Comic Con Day #3

Finished up my journal entries here and then tried to get them posted to my website. It is very difficult to get the postings up because the internet access is so spotty right now. The cellular towers appear to be overloaded and getting the tether to go through my phone is often more miss than hit. Managed to get everything posted over breakfast before we left for the convention.

First stop this morning was the DC Comics booth for a 10am signing appearance. We are not allowed to sell the book at DC but much to my delight they had posters to sign and event cards to give away. It was a flood of people wanting the signed posters — most of whom had not heard of the book before. I did my best to move through the line as quickly as possible knowing that this was our chance to gain an audience that we normally would not see. I was a great huckster, telling each person to go to booth 1017 to buy the book while also getting as many email addresses as possible in the process. It was only an hour but it was a solid one. Michael Barr said I was a real pro at this when we finished and the DC representative was pleased as well.

We couldn’t stay long, however, since I had a panel at 11:30 am. This panel was called ‘Remixed Fairytales & Superhero Lore’ and it has a very large attendance. I was quite surprised to discover that the panel would be moderated by Caroline Spector — a woman I had known from back in the TSR days and the wife of Warren Spector who works for a game software company. The other panelists included:

  • Sarah Maas (Throne of Glass)
  • Marissa Meyer (Cinder)
  • Rae Carson (The Girl of Fire and Thorns)
  • Paul Tobin (Prepare to Die)
  • Tom King (A Once Crowded Sky)
  • Michael Scott (The Enchantress)

View of the audience for our panel at Comic-Con

I sat between Marissa Meyer (who was dressed in a Red Ridinghood costume for her new book) and Tom King (who used to be an operative for the CIA but has just written a superhero novel). Michael Scott is an Irishman and struck me as being most distinguished and knowledgeable about story and craft. Marissa commented on how she was sorry to be missing the Joss Whedon panel.

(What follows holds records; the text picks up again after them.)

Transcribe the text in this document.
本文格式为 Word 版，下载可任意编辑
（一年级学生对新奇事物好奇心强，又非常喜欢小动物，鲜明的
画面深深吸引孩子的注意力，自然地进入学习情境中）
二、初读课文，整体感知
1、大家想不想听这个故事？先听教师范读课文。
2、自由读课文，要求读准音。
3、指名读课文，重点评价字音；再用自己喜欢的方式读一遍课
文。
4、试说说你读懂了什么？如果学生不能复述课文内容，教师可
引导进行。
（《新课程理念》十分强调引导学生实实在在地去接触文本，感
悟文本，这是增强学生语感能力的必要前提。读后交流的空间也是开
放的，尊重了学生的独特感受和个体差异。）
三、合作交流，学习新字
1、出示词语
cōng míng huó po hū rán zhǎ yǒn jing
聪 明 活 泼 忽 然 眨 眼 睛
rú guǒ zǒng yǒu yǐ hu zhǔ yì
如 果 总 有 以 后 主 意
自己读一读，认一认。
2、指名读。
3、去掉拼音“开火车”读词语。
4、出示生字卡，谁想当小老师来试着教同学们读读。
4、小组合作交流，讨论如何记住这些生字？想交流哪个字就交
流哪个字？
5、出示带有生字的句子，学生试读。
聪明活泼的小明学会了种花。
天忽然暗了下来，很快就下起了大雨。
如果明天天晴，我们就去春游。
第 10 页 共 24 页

I had been thinking this, too, and said that if the theory of parallel universes is correct, there is a universe somewhere where Joss Whedon is sad because he’s missing Marissa Meyer’s panel. This got a big laugh and, I think, pleased her. In all it was a very thoughtful panel and I enjoyed being on it.

I did tell the story about Zorro and how for supposedly legal reasons I had to take him out of the book despite my best efforts. The story also got a big laugh — and I concluded by saying if they would give the their email address I would send them something after the convention. A number of people were throwing their email addresses at me after the seminar.

We had to clear out quickly because we had a signing and the next panel was late into the room. Tom King then told me that I was a great influence on his writing and that I got him started in fantasy. He’s a very interesting man. I asked him where he was posted while with the CIA and he said, ‘All I can tell you is in the middle east.’ He likes to travel but now has the wife and the children, as he put it. His first book was just published and he’s rightly proud of it.

We were preparing for the signing when Michael Scott stepped up to me. In the wonderful sound of the Irish, he thanked me for opening his eyes to fantasy; that he had read me when he was younger. It brought tears to my eyes to think of this fine writer thanking me. I’m feeling rather humbled about that: as Laura says, the writer is never present when the performance of their work takes place and I’m realizing now how writers are unaware of who their art influences when it is send blindly into the world.

The signing went tremendously well and I was informed that they had, at one point, run out of my book. There would be a few more tomorrow they said.

After this amazing signing, Laura and I returned to the hotel and collapsed for an hour or two. It had been a full day. We decided to get the car out of storage and drive over to Coronado Island and one of our favorite old haunts, the Del Coronado Hotel. A most therapeutic barefoot walk through the surf, dinner at the Seabreeze Restaurant and we were set right again.

Getting back to the hotel was something of a challenge. Most of the streets in the Gaslamp district were closed off and many of those were one-way to begin with. It took several tries before we were able to figure out our way back to our hotel.

Our last day tomorrow … I only hope we can hold up.